‘Project Greenlight’ Season 4 Episode 5 Recap: Is Jason Mann a Great Director?

Share:

We know Jason Mann is obsessive, stubborn, and (by his own estimation) a “cinematic monk.” But is he the great feature film director Matt Damon, Ben Affleck, and the rest of the Project Greenlight team believe he is?Though we won’t have a firm answer to that question until The Leisure Class premieres on HBO, last night’s episode did give us our first look at Jason doing what he (supposedly) does best.

We join our director at seven in the morning on the first day of production. He’s already fretting about how little time he’s been given to shoot his film, and seems skeptical that such a conservative schedule is necessary. “It’s not my normal style to go as fast as we are going,” he says. But he hugs Effie and Marc when he gets to the set, which is as magnanimous a gesture as any we’ve seen from him so far. “I feel good,” says Effie, recalling how their many preproduction snags (such as location) worked themselves out at the last minute. “It turned around in a short amount of time, so I know we’ll turn around any challenge we have.”

Of course, those challenges are many. Although HBO and Mattfleck have come up with enough additional funds for Jason to shoot on film, he has to prove to the network that it won’t slow down the schedule too much. (This is something that Greenlight hasn’t really explained to my satisfaction: film isn’t just more expensive than digital because of the materials and crew it requires; it also eats up a lot of extra time.) Meanwhile, location manager Alison Taylor is scrambling to get residents of the Beverly Hills neighborhood where The Leisure Class is filming to approve their request to shoot after 9 PM. She needs 23 signatures, and it’s a mad rush because Jason took so long to settle on a location. Oh, and there’s an awkward moment when Len, during his first visit to the set, walks in on the camera department reading 1st AD Van Hayden the riot act.

Somehow, though, production moves fairly smoothly. Sure, there seem to be confrontations at the end of every day, when Jason wants to get just a few more shots but Effie needs to dismiss the crew and end the shoot in order to avoid paying overtime and incurring the wrath of their 90210-dwelling neighbors. (“I know, when I come onto the set, I’m the ‘no’ lady,” she says.) And Jason has to replace a scene where three actors — who don’t know how to skate — are roller skating through a room full of expensive antique furniture and artwork. (They switch to a pillow fight, and it works.) But Tom Bell and Ed Weeks appear to have great chemistry; “their dynamic together is going to be the movie,” says Jason at one point. Along with Bruce Davison, the actors nail a difficult, pivotal, and apparently quite weird scene that involves Bruce whipping Tom with a leather strap as well as Tom getting naked. (“I don’t really want to get my penis out,” he tells Effie, and ends up shrouding it in some flesh-colored material.)

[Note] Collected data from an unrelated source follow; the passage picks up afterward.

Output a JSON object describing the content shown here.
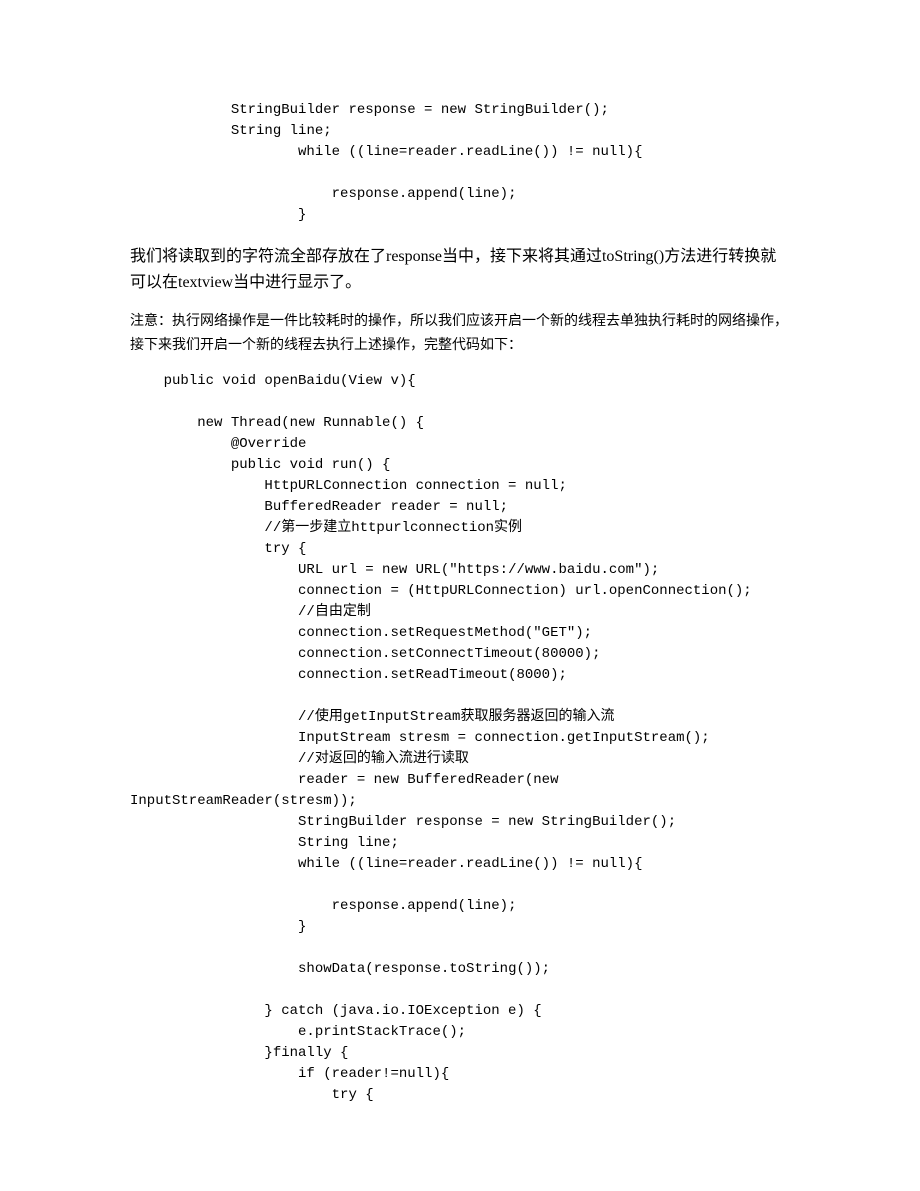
{
  "codeBlock1": "            StringBuilder response = new StringBuilder();\n            String line;\n                    while ((line=reader.readLine()) != null){\n\n                        response.append(line);\n                    }",
  "paragraph1": "我们将读取到的字符流全部存放在了response当中，接下来将其通过toString()方法进行转换就可以在textview当中进行显示了。",
  "paragraph2": "注意：执行网络操作是一件比较耗时的操作，所以我们应该开启一个新的线程去单独执行耗时的网络操作，接下来我们开启一个新的线程去执行上述操作，完整代码如下：",
  "codeBlock2": "    public void openBaidu(View v){\n\n        new Thread(new Runnable() {\n            @Override\n            public void run() {\n                HttpURLConnection connection = null;\n                BufferedReader reader = null;\n                //第一步建立httpurlconnection实例\n                try {\n                    URL url = new URL(\"https://www.baidu.com\");\n                    connection = (HttpURLConnection) url.openConnection();\n                    //自由定制\n                    connection.setRequestMethod(\"GET\");\n                    connection.setConnectTimeout(80000);\n                    connection.setReadTimeout(8000);\n\n                    //使用getInputStream获取服务器返回的输入流\n                    InputStream stresm = connection.getInputStream();\n                    //对返回的输入流进行读取\n                    reader = new BufferedReader(new InputStreamReader(stresm));\n                    StringBuilder response = new StringBuilder();\n                    String line;\n                    while ((line=reader.readLine()) != null){\n\n                        response.append(line);\n                    }\n\n                    showData(response.toString());\n\n                } catch (java.io.IOException e) {\n                    e.printStackTrace();\n                }finally {\n                    if (reader!=null){\n                        try {"
}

By the end of the week, the production is more or less on schedule, and HBO has agreed to let Jason shoot on film. The only thing is, Alison still hasn’t been able to obtain all the signatures they need to go forward with the upcoming overnight shoots. Effie and Marc tell Jason he’s going to have to rewrite The Leisure Class so that more scenes take place during the day. This is a bigger setback than it initially sounds like, because the crew has shot every scene so far with a “night look,” so he can’t just shift the entire story into the daytime. For perhaps the first time on Project Greenlight Season 4, we’ve got a situation that isn’t really any one crew member’s fault (though Jason certainly could have cooperated with Alison and gotten a location locked down earlier), but just genuinely sucks.

The preview for next week’s episode suggests that we’re about to see this issue reignite this season’s endless Jason-vs.-Effie wars. That frustrates me not just because I enjoyed this episode’s brief, incomplete respite from seeing Effie vilified for doing her job, but also because all this interpersonal conflict distracts from what I really want to see now that The Leisure Class is in production: Jason at work. So far, it’s been difficult to get a handle on how he sets up scenes, directs actors, and solves problems on the fly.

At this point, most of the information we’ve gotten about Jason’s skills has come secondhand. “Jason’s very anal about things, and he won’t stop until he gets that vision,” says Marc, who later tells us that the director “is getting phenomenal performances out of our actors.” Len’s take is even more contradictory: Jason’s a good director, but he does multiple takes without making adjustments, so maybe he’s just wasting time. We really don’t see enough of him in action to decide whose assessment is correct, if anyone’s. I get that it’s hard to shape people doing actual work into compelling TV, but I wish Greenlight were trying harder to show us that side of the filmmaking process.

And if there are more hilarious moments like the one where Jason painstakingly details the very specifically sized and shaped penises he wants drawn on Davison’s face, I want to see those, too.